Freda Warrington's "Back At Six" starts with estranged father Graham getting to spend some quality time with son Tim. He has dreams of getting back with ex Lucy and plans to start by winning over their son, and so takes him for a picnic in the countryside, but they end up at the site of an ancient mound, with things going badly wrong. This is classic horror, and to that extent there are no real surprises here as regards the ultimate plot resolution, but Warrington writes so well that the journey to that point is pure pleasure. She captures perfectly the characters, especially Graham with whom we both sympathise and regard as a bit of an arse, and the remote rural setting, a place where the horrors of the past (and present, as witness the fly tipping) are burned into the landscape. And the codicil, with Graham's eventual fate revealed, is a neat touch. This is horror done right. Contrarily I wasn't sure what to make of "Madswitch" by Justina L A Robson. Scientist Carol has given up work to care for her mum, who has dementia, and autistic brother Andy, while resentful husband Mark is left to bring home the bacon. But Carol is working on stuff in the shed, with the aim of changing everyone's attitudes. There was a lot of science stuff here and it just didn't capture my interest, with the result that I never really had any clear idea of what Carol wanted to achieve or how she planned to do it. On the plus side, her slightly snarky narration was fun to read, with the matter of fact tone and the way in which she pinned down the other characters a delight.

In "Don't Bite Your Nails" by David J Howe a young man's attempts to go it alone result in him falling victim to the family curse/illness.
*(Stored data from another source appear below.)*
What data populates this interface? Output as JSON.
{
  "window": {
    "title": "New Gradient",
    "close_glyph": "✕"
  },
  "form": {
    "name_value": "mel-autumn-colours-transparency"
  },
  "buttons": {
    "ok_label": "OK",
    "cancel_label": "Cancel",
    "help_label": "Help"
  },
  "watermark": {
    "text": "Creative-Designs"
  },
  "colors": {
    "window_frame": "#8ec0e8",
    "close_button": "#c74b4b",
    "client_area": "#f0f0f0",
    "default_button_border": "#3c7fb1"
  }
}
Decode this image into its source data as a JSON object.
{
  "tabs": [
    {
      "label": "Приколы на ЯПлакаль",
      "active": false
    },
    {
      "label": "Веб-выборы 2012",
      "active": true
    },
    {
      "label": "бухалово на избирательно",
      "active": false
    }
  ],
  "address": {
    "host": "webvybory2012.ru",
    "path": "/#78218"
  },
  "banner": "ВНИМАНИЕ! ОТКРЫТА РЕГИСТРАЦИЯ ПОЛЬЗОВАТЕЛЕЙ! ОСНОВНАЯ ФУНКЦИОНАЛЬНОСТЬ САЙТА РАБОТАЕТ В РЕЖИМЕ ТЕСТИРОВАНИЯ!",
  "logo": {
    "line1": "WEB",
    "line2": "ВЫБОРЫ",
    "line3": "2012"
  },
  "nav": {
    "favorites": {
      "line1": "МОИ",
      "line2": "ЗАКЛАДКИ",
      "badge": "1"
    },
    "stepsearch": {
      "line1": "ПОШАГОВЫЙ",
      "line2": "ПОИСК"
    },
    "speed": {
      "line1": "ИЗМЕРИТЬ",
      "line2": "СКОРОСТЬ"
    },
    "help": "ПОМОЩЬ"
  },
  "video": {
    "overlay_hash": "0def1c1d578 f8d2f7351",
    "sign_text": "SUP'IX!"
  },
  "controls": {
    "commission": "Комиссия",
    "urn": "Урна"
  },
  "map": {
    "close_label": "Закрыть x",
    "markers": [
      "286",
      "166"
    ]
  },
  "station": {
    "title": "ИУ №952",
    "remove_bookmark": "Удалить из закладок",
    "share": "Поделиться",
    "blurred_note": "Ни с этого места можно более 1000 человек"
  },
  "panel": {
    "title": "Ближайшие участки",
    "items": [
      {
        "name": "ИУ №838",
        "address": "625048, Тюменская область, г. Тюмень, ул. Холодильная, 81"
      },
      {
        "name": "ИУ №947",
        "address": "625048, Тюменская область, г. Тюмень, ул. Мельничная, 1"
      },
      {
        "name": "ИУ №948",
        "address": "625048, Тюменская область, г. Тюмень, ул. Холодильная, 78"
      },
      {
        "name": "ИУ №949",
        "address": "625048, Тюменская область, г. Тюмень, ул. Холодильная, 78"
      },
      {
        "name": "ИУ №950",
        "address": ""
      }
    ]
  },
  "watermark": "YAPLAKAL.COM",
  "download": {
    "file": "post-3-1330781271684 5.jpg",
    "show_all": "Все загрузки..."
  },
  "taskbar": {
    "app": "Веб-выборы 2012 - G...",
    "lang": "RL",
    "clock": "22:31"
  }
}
It's a crazy trip, one that entertains with the originality of the device driving the plot and doesn't stay long enough to wear out its welcome, or allow the absurdities of the story to eclipse the rest. From Sam Stone we have "Walking the Dead", set in a world where people drop down dead and come back as zombies, not even aware that they are so. It's a comic antidote to the grotesqueries of most zombie fiction, with lovely touches of humour as the story's protagonist overcomes circumstance to make a career for himself. I thoroughly enjoyed this, with the incidental invention and occasional social commentary/satire enlivening the mix.

"Life in A Northern Town" by Steve Lockley is set in the bad old days when homeless urchins lived on the streets and nobody gave a shit, with their plight made all the more terrible in this instance by the attacks of a monstrous creature. Survivor Jack learns something about the nature of the beast that he would probably rather not have known. Again this is traditional horror, with a subtext about the casual cruelty of the past, but apart from the final revelation very little to surprise in the narrative. I enjoyed it in a pass the time sort of way. Simon Morden's "Hollow" is set in a drilling rig that suddenly finds itself in danger of sinking and nobody is quite sure why, though scientist Jo, the only woman on board, has an explanation of sorts. It's a gripping story, one that plays out at a ferocious pace, with fine characterisation and enough technical talk to pass muster even if I didn't grasp most of it, but I can't help wishing that something more had been done with the central concept that drives the plot, though I guess you could argue that it's a side issue to the matter of survival.